Recovery occurred in three phases: Respond, Repair and Replace. Cleanup immediately after the storm was a primary objective of Respond, followed by assessment of the extent of storm damage and the restoration of essential life, health and safety services.

In the Repair phase, NAVFAC contractors focused on returning operations to a degree of normalcy. This included repairs to facilities and infrastructure damaged by the storm. 

The industry day represents the transition to Replace, the final phase of recovery. This phase involves Military Construction (MILCON) projects to replace facilities and infrastructure damaged beyond economical repair; these may include aircraft hangers, training and maintenance facilities, barracks and headquarters facilities, along with extensive work on infrastructure supporting information technology and transportation.

The work required on the bases is complex and expensive, and creates special challenges for the Marine Corps and Navy team tasked with the restoration, according to Col. Nicholas Davis, Chief of Staff for Facilities and Environment, Marine Corps Installations – East.
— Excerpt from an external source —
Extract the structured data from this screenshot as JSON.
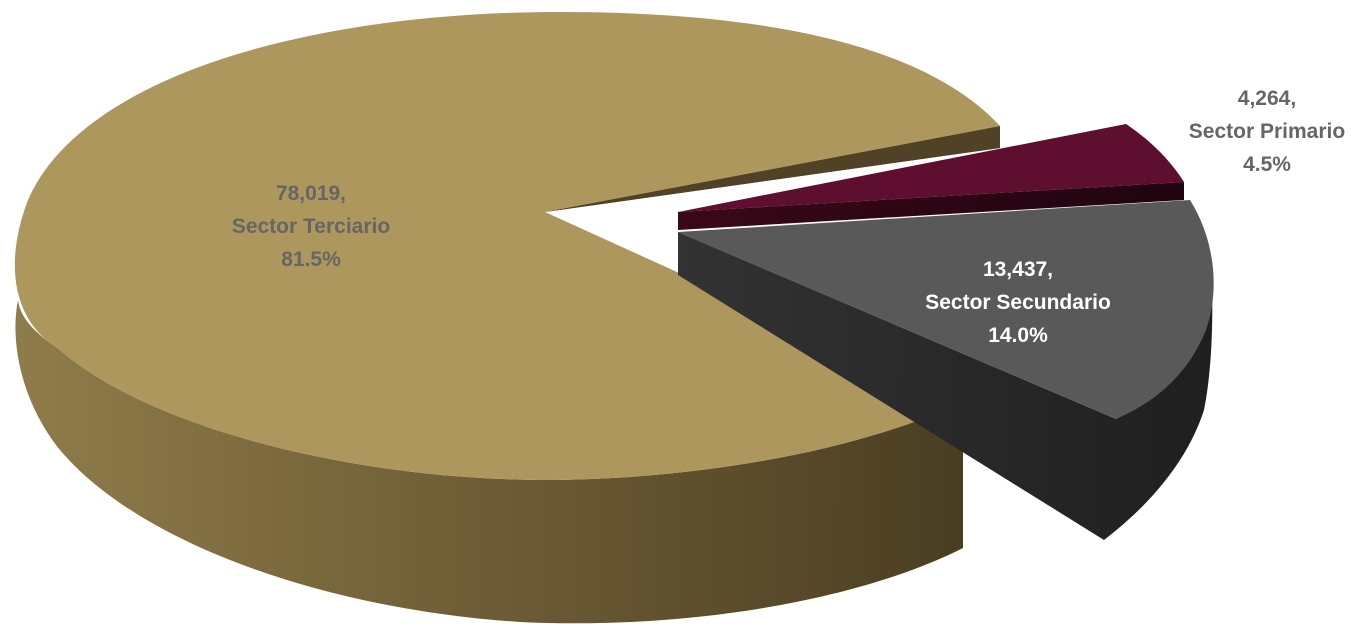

“You don’t want an infantryman’s answer (to this problem), because I’ll tell you we can do it with blue tarps and a shovel,” said Davis in his remarks.  “That’s how we live forward.  But we shouldn’t make our families live that way and we shouldn’t make our forces who are training to go back into the fight live that way. This is really important and we have to get it right.  We don’t get a second chance.”     

The magnitude of the restoration work extends far beyond the levels typically managed by NAVFAC Mid-Atlantic, explained Capt. Richard Hayes, Commanding Officer, NAVFAC Mid-Atlantic. 

“For rough scale, NAVFAC Mid-Atlantic, in 2017, the year before Hurricane Florence, did $2.2 billion worth of construction across the entire Mid-Atlantic Area of Operations,” said Hayes.  “When one of your customers tells you he’s going to go get $2.1 billion (to support the MILCON projects), you tend to say ‘yeah, sure.  I’m not going to worry about that just yet.’  Then here comes the email that says ‘we got it!’”

“Now I get with my team and say ‘let’s really sharpen the pencil,’” said Hayes.     

Hayes stated that NAVFAC Mid-Atlantic’s goal for the industry day was to explain their strategy to carry out the Replace phase, which includes the design and construction of 31 different construction projects valued at $1.7 billion. 

Hayes pointed out that more than $700 million has already been committed to projects, primarily for buildings requiring maintenance, major repairs, and small or minor construction, with another $200 million more by the end of September 2019.  NAVFAC Mid-Atlantic Capital Improvements and Contracting experts outlined the scope of work anticipated and took on board questions, setting the stage for industry's expertise to further refine and shape the work ahead.   

Many of the companies attending the industry day have been involved in work at MCB Camp Lejeune and MCAS Cherry Point since the early days of storm recovery.   

Hayes made a direct appeal to industry attendees to work closely with their military partners to provide recommendations for process improvements in support of the ambitious construction program.

“We want your feedback on how we can execute the MILCON program in FY20.  This is a departure from our typical way of doing business, but we are committed to making it a success for our warfighter, the Marine Corps.”